Friday, October 29, 2010

Chapter 26

This chapter discusses how powerful advertising in a capitalist society really is. Each advertiser has a specific target audience, which is used as a commodity. However, the problem with this is that commodity aesthetics is taking "possession of people" because of the goal to promote sales. The two ways advertising companies resolve this problem is to follow a career of the labor market and to gain the respect of and attract others. You have to market yourself as if you are marketing a product. These ideas of Wolfgang Haug suggest that advertisers tempt us into buying products that will make us happier in our lives as consumers. Advertising in a capitalist society has been taken to a whole new level. Advertisers know how to effectively promote a product by targeting our jobs and our sexuality. They reach out to us and try to make us "happy" while tempting us to buy a new suit so we can look more professional or to buy a certain beauty product so we can look prettier in the eyes of others.
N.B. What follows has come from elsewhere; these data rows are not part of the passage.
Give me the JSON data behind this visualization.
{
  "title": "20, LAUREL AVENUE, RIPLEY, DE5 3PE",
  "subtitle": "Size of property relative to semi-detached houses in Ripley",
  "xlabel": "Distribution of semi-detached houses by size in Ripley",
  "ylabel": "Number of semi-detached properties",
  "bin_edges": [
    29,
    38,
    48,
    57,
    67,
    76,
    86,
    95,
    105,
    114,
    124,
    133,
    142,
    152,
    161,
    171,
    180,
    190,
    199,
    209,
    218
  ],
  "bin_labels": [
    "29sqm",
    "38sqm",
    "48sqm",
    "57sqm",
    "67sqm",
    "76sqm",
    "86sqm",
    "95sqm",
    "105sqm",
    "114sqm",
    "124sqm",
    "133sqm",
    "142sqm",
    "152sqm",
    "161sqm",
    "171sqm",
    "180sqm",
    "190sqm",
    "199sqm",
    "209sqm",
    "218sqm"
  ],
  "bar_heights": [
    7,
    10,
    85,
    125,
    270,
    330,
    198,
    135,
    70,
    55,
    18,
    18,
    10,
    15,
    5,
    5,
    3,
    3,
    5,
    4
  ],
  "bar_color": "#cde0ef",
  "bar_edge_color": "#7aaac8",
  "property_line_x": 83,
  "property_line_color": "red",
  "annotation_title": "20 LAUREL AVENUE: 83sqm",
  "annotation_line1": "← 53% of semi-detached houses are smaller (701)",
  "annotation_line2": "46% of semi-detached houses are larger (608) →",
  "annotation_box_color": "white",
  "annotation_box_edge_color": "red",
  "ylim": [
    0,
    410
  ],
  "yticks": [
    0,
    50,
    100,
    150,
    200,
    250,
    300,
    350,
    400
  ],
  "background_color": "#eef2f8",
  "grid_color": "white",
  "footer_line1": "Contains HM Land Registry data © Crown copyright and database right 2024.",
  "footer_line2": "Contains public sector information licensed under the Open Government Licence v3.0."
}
Humans are being degraded to objects. We can now be compared to a dog, while advertising companies are the humans trying to bribe us to do something by giving us a treat. These companies make us consumers by advertising something that we think will better our lives. The "dog treat" or whatever form of promotion they are doing, has to be packaged correctly so that we are even more prone to giving them business.  Haug argues that because of this commodity problem, men and women have developed new relationships with their bodies. This is true because now, people use their bodies as a way to advertise themselves. A woman who dresses sexually probably is looking for a man, and a man who dresses professionally wants to show off the hierarchy principle which shows how he is upper or middle class and has a more professional status.